A 26-year-old man, smoker but otherwise healthy, was admitted to the emergency department with atypical chest pain, with no radiation, relation to efforts, position or deep inspiration, and dyspnoea, since the day before. His physical examination was unremarkable, including no fever, tachycardia, or pericardial friction rub. Electrocardiogram (ECG) revealed an early repolarization pattern, with no changes noted in subsequent exams. He had elevation of inflammatory parameters and an increased high-sensitivity troponin level of 3300 ng/L. Transthoracic echocardiography (TTE) was unremarkable. Coronary angiography showed no coronary stenosis. A presumed diagnosis of non-complicated viral myocarditis was established. The patient's condition improved with acetylsalicylic acid as needed and colchicine and he was discharged after 3 days. Cardiac magnetic resonance was performed, showing late epicardial enhancement in the apical segment of the lateral wall, supporting the diagnosis of myocarditis. Four months later, the patient returned with recurrence of chest pain. Additionally, he also complained of fever, odynophagia, and otalgia since the previous week. Oropharyngeal examination revealed tonsillar pillars aphthosis. The ECG was similar to the previous and TTE was normal. Bloodwork revealed once again elevation of inflammatory parameters and elevation of troponin. Recurrent myocarditis was diagnosed. Treatment with ibuprofen, colchicine, and antibiotic therapy was started with no significant improvement. After a more thorough physical examination, an ulcerated scrotal lesion, a left buttock folliculitis, and an axillary hidradenitis were found, which, according to the patient, were recurrent in the last year. Accordingly, the diagnosis of Behçet's syndrome with mucocutaneous and cardiac involvement was established. The patient was kept on colchicine and was also started on immunosuppressive therapy with corticosteroids and azathioprine, with resolution of the symptoms in the following day. A positron emission tomography (PET) was performed 2 days after discharge and showed a higher myocardial uptake in the left ventricular basal segments and both papillary muscles. Prednisolone tapering was started after 2 months, while maintaining azathioprine. At 1-year follow-up, the patient remained asymptomatic. A re-evaluation PET was performed, showing no images suggestive of metabolically active disease in the myocardium.

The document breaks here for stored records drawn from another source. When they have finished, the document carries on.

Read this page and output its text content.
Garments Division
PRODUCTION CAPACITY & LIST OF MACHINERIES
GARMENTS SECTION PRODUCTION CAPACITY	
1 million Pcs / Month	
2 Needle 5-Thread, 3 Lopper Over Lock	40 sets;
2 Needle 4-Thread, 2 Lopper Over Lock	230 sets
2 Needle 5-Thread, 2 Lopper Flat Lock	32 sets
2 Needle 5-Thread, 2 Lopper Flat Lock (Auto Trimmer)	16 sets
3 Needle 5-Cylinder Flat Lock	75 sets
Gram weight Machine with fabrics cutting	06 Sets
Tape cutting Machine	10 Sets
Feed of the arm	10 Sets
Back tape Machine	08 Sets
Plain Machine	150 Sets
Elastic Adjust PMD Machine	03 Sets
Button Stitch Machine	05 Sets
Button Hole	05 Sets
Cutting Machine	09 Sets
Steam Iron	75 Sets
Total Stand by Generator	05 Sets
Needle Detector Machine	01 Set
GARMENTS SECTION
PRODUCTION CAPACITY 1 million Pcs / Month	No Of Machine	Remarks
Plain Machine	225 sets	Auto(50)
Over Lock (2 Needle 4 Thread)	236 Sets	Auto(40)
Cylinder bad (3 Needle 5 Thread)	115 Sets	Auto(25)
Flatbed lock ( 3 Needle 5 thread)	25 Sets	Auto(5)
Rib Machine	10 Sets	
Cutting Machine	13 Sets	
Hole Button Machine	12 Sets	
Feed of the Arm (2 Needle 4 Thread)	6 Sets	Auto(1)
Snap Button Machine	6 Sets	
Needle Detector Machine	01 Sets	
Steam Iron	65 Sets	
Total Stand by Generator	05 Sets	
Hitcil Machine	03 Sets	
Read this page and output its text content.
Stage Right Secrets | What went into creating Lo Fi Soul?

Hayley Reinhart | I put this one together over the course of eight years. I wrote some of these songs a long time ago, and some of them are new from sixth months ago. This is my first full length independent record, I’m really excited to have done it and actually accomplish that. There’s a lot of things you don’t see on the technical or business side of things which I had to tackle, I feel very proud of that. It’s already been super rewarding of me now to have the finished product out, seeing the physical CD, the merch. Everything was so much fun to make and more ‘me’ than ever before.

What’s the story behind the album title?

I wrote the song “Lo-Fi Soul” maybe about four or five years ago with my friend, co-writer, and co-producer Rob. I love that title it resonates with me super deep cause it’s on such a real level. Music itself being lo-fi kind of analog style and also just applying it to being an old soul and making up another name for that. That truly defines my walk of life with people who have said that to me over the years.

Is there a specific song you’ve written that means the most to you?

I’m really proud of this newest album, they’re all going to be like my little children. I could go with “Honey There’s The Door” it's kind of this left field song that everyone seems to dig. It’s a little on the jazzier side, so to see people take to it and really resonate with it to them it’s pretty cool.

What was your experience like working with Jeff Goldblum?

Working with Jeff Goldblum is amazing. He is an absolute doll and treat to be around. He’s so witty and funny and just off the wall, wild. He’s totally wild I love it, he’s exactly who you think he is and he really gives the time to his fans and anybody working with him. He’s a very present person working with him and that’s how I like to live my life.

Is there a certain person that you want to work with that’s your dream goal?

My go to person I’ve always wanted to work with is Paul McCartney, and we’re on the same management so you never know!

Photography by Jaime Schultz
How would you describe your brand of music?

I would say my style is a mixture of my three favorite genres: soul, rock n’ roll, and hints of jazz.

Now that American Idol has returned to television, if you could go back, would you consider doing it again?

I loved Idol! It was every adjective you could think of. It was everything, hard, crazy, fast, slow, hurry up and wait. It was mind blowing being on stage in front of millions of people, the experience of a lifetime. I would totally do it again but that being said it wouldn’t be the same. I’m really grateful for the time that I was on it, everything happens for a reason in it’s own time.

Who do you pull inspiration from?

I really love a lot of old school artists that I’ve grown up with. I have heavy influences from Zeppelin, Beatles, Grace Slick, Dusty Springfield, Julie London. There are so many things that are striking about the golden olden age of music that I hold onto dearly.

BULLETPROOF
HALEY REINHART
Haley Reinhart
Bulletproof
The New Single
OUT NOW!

This case highlights the importance of awareness of this rare but potentially serious entity and reinforces the significance of aetiology investigation in cases of recurrent myocarditis. It also shows the success of immunosuppressive therapy in a context where the optimal management is still considerably uncertain.
白塞病是一种病因不明的多系统血管炎。心脏受累较为罕见,报道的患病率在1%至46%之间,心包炎、瓣膜功能不全、心内血栓形成以及最终的瓦氏窦瘤是最常见的表现。虽然此前有报道,但心肌炎是白塞病非常罕见的并发症。

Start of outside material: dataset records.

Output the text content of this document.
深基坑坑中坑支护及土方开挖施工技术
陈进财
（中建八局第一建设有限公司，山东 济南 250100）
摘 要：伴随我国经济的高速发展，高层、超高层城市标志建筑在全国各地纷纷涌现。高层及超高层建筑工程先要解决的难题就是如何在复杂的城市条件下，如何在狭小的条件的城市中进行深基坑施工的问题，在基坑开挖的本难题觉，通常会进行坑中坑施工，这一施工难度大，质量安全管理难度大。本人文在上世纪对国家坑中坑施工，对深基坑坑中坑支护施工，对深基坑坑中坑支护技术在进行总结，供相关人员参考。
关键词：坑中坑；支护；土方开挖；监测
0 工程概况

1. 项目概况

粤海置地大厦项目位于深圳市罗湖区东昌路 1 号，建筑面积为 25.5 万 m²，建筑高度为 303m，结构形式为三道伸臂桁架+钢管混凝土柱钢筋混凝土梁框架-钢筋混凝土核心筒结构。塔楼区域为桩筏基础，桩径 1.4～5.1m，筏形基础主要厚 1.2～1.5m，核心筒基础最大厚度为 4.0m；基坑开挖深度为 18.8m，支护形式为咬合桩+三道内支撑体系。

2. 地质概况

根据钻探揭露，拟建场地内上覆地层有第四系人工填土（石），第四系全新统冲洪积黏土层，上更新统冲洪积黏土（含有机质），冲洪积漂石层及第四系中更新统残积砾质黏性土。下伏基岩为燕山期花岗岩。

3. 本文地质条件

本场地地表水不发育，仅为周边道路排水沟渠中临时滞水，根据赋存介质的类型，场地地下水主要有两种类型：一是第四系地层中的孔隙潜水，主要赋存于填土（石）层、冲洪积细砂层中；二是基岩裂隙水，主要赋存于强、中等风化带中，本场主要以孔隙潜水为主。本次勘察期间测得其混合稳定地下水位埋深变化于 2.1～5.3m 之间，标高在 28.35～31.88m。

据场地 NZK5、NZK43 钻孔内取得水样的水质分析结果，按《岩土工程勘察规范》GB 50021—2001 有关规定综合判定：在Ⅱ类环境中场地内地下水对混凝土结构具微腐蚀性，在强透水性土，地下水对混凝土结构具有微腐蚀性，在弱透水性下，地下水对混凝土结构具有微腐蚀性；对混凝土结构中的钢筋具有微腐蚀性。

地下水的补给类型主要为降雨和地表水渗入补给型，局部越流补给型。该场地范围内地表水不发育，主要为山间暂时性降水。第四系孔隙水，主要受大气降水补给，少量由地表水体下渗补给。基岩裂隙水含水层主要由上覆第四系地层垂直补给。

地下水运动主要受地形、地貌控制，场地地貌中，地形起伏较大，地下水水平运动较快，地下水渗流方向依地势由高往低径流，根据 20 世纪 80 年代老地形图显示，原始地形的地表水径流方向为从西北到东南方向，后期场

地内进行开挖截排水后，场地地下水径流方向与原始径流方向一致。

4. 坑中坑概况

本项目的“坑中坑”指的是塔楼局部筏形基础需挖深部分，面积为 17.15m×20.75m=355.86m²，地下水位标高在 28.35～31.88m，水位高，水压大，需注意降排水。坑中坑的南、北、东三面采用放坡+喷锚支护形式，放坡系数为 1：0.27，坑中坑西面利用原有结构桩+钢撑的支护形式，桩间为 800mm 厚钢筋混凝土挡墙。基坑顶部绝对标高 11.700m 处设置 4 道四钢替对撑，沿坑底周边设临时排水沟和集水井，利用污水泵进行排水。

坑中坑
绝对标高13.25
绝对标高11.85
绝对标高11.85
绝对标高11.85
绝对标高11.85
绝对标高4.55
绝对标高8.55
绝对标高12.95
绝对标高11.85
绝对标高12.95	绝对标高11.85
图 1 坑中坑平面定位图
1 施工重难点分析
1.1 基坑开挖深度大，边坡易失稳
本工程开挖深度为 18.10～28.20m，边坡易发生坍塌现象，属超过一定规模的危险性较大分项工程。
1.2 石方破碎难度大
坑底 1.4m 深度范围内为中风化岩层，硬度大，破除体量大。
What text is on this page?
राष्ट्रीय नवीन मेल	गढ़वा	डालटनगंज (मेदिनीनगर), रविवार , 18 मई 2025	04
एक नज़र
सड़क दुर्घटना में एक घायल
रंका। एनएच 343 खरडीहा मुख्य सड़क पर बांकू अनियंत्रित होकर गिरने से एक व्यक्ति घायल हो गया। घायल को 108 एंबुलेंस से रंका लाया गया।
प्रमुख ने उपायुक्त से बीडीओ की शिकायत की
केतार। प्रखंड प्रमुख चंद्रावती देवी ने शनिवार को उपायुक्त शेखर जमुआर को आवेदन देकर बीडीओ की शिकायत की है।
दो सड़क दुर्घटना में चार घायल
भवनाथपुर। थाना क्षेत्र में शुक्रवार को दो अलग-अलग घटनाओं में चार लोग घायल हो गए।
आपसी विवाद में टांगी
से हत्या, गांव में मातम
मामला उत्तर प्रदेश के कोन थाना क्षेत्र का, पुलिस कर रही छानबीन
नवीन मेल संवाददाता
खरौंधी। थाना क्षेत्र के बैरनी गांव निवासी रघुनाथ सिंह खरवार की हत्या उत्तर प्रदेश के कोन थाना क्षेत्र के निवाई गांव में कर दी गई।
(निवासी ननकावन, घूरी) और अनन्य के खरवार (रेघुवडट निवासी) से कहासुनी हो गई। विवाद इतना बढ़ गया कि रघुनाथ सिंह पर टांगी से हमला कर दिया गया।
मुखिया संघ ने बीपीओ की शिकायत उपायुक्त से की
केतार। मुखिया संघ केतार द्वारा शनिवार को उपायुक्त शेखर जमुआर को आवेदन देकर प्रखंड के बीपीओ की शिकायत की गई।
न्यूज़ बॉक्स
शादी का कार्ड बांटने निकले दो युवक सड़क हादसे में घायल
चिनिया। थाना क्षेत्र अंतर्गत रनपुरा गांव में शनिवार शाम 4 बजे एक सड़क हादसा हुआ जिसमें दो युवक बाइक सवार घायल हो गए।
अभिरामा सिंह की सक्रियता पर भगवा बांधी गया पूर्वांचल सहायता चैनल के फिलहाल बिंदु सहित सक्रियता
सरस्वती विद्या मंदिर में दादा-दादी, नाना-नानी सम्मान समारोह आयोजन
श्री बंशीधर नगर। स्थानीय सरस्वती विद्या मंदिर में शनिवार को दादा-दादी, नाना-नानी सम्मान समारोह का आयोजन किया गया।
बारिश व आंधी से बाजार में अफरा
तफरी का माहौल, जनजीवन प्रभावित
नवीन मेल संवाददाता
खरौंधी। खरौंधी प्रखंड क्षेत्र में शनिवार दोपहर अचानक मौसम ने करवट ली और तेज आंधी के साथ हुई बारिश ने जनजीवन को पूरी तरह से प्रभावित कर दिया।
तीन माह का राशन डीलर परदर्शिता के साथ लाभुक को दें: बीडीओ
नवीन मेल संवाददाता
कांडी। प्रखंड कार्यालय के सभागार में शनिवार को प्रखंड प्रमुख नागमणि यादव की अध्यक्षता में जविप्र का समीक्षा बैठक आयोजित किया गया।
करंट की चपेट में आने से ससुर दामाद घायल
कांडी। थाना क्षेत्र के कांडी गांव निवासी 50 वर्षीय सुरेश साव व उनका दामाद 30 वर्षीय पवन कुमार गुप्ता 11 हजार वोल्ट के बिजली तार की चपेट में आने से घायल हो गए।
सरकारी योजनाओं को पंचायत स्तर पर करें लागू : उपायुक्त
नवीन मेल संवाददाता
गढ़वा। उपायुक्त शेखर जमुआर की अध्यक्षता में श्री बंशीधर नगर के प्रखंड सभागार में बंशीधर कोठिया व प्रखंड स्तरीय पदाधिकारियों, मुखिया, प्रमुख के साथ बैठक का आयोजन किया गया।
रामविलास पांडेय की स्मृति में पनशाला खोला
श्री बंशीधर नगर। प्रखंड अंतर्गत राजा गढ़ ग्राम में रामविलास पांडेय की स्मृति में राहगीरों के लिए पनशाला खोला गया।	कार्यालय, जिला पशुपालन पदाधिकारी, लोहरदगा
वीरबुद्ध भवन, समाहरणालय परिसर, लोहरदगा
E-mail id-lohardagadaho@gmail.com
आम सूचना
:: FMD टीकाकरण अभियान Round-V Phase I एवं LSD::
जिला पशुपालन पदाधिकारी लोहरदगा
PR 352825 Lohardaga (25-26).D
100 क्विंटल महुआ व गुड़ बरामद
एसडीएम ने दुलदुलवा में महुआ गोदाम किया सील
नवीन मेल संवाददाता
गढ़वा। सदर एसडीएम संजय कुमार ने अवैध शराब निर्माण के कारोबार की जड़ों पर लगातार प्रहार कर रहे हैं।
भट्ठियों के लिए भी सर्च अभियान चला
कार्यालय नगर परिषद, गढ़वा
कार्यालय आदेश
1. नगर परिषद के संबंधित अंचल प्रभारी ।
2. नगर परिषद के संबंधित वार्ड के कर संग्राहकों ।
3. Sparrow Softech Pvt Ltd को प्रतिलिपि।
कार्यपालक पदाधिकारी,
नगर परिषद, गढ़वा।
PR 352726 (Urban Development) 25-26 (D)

一名26岁男性,有吸烟史但其他方面健康,因自前一天起出现非典型胸痛(无放射痛、与用力、体位或深吸气无关)及呼吸困难而入住急诊科。他的体格检查无异常,包括无发热、心动过速或心包摩擦音。心电图(ECG)显示早期复极模式,后续检查无变化。他的炎症指标升高,高敏肌钙蛋白水平升高至3300 ng/L。经胸超声心动图(TTE)无异常。冠状动脉造影显示无冠状动脉狭窄。初步诊断为非复杂性病毒性心肌炎。患者根据需要服用乙酰水杨酸、秋水仙碱后病情好转,3天后出院。进行了心脏磁共振检查,显示侧壁心尖段晚期心外膜强化,支持心肌炎的诊断。四个月后,患者因胸痛复发再次就诊。此外,自上周以来他还抱怨发热、吞咽痛和耳痛。口咽检查发现扁桃体柱口疮。心电图与之前相似,TTE正常。血液检查再次显示炎症指标升高和肌钙蛋白升高。诊断为复发性心肌炎。开始使用布洛芬、秋水仙碱和抗生素治疗,但无明显改善。经过更全面的体格检查,发现阴囊有溃疡病变、左臀部毛囊炎和腋窝汗腺炎,据患者称,这些在去年反复发作。因此,确诊为白塞病伴皮肤黏膜和心脏受累。患者继续服用秋水仙碱,并开始使用皮质类固醇和硫唑嘌呤进行免疫抑制治疗,次日症状缓解。出院2天后进行了正电子发射断层扫描(PET),显示左心室基底段和两个乳头肌心肌摄取较高。2个月后开始逐渐减少泼尼松龙用量,同时维持硫唑嘌呤治疗。在1年的随访中,患者无症状。再次进行PET评估,显示心肌无提示代谢活跃疾病的图像。
本病例突出了认识这种罕见但可能严重的疾病的重要性,并强化了在复发性心肌炎病例中进行病因调查的意义。它还显示了在最佳治疗方案仍相当不确定的情况下免疫抑制治疗的成功。